Israeli researchers from the University of Haifa have deciphered a rare inscription found on an underwater artifact. The inscription sheds new light on Roman rule over the province of Judea prior to the Bar Kokhba Revolt. Archaeologists uncovered a massive rectangular stone bearing the name Gargilius Antiques during a maritime excavation at the Tel Dor archaeology site, which is located south of Haifa. The inscription enabled researchers to determine with certainty that Antiques was the Roman procurator who ruled over Judea just prior to the Bar Kokhba Revolt.

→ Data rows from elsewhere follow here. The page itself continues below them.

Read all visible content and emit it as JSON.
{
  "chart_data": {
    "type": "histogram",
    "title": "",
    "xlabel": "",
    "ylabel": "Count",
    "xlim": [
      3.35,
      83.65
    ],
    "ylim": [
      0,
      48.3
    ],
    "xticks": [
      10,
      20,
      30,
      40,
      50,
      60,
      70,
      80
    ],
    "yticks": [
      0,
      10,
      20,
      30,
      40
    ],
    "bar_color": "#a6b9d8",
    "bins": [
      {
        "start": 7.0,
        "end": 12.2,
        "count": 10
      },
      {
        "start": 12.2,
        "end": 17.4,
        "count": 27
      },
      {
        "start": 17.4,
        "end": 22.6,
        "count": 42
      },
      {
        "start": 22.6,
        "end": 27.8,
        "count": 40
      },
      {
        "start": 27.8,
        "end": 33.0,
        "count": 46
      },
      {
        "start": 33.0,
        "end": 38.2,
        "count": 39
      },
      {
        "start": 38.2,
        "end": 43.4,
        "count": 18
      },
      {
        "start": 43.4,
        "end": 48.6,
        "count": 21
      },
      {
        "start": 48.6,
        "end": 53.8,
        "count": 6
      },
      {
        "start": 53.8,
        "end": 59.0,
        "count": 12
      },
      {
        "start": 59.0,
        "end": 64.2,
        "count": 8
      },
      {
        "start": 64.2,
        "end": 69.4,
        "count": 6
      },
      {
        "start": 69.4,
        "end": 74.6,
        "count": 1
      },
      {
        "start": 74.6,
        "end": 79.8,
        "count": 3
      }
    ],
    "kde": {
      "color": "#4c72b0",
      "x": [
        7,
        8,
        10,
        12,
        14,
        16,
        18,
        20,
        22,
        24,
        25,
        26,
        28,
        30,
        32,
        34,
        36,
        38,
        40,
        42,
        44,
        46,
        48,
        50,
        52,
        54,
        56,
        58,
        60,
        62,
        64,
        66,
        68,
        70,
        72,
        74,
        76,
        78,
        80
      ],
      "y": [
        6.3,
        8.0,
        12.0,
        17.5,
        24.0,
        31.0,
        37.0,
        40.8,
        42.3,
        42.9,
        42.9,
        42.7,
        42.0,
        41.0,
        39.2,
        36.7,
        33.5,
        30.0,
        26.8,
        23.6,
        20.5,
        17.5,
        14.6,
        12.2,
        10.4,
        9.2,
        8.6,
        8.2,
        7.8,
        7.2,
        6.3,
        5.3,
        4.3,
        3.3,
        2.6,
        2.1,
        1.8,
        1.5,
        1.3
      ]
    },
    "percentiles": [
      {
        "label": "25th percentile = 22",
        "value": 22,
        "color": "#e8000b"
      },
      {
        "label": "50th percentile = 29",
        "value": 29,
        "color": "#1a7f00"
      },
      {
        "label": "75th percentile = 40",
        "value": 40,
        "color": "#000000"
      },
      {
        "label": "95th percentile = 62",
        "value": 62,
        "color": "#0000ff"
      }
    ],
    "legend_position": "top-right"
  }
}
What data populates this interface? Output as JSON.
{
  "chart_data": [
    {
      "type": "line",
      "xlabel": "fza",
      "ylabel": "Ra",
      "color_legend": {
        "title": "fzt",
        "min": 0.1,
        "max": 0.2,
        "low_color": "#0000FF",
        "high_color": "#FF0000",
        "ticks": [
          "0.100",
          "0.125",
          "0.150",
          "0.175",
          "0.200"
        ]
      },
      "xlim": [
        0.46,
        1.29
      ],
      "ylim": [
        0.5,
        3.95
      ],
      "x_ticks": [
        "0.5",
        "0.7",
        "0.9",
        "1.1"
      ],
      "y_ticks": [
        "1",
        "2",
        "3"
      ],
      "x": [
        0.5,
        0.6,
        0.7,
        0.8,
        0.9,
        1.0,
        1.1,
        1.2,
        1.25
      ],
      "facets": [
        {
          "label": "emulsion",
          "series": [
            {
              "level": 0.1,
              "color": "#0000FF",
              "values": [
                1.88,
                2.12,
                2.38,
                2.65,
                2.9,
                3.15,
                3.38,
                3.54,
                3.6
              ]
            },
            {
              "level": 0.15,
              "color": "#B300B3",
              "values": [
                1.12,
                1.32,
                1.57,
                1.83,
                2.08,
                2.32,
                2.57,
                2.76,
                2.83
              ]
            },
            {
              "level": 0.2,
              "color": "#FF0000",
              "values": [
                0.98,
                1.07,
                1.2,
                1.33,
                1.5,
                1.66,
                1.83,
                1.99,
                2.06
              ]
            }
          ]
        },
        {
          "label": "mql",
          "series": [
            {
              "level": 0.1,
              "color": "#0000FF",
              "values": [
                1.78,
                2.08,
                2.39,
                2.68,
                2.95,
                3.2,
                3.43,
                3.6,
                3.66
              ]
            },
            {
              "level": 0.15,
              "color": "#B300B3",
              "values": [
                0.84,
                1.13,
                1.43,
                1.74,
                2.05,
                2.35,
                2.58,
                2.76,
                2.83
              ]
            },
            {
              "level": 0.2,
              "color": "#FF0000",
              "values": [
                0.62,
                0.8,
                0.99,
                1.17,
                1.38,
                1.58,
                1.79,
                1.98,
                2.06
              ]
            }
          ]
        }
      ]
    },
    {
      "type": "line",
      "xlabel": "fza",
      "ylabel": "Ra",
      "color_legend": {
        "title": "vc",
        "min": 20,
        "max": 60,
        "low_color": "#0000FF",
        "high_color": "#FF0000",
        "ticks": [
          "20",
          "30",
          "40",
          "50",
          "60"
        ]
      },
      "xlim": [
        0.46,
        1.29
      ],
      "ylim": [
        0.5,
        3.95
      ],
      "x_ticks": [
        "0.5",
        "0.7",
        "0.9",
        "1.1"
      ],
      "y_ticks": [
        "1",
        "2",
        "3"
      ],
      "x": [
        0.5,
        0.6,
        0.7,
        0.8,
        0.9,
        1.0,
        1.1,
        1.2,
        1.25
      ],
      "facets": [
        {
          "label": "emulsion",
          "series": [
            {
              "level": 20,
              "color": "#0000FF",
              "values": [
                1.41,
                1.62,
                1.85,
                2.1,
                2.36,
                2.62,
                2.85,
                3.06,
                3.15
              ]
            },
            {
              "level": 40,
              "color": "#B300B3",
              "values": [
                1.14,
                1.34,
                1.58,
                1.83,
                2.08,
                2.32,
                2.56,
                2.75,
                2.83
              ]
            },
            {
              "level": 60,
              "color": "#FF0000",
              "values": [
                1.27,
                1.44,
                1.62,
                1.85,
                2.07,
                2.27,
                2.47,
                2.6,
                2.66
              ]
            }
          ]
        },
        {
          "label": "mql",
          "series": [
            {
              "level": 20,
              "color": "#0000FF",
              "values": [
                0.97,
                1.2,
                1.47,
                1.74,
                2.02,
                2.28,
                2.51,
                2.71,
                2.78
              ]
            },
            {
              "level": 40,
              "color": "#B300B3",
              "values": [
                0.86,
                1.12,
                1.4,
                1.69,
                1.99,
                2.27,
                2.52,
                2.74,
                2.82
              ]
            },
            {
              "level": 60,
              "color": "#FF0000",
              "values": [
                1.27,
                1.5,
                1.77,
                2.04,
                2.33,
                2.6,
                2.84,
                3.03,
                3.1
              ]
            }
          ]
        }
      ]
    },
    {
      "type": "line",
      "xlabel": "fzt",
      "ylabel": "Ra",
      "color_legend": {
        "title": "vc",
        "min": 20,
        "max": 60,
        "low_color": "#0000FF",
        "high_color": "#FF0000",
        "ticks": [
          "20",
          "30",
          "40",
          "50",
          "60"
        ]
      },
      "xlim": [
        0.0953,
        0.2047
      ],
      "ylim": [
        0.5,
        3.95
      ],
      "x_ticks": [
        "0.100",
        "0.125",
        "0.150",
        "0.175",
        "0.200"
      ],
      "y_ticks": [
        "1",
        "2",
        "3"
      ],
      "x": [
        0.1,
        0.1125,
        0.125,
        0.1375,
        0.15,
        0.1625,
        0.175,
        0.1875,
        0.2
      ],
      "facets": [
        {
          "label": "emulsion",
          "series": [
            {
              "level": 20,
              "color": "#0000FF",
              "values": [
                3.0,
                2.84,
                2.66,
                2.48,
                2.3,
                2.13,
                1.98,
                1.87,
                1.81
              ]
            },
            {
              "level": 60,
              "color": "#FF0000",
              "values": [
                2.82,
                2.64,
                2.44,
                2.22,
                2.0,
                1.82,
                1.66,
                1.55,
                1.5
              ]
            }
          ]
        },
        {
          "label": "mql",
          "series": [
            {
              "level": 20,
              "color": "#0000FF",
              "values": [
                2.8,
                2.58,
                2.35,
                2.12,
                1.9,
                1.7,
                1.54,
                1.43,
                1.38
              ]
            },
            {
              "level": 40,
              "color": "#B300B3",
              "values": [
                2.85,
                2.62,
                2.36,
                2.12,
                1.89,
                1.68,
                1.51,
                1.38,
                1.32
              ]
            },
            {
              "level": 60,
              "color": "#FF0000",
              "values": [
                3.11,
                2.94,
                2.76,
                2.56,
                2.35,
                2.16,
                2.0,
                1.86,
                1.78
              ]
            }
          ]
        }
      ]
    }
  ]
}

“Not only did we manage to identify with certainty for the first time the name of the procurator that controlled Judea during the critical years before the Bar Kokhba Revolt, but this is only the second time that a reference to the name Judea was revealed in any inscription from the Roman period,” University of Haifa’s Prof. Assaf Yasur-Landau and Dr. Gil Gambash said in a joint statement.The Bar Kokhba Revolt, also known as the Third Jewish-Roman War, was fought from 132-136 CE amid religious and political tensions following the failure of the First Revolt from 66-70 CE.
The latter revolt—led by Simon bar Kokhba, who promised to restore Jewish independence— ended in a crushing defeat for the Jewish people that led to extensive Jewish depopulation in the land of Israel as well as Roman efforts to erase any memory of Judea and ancient Israel.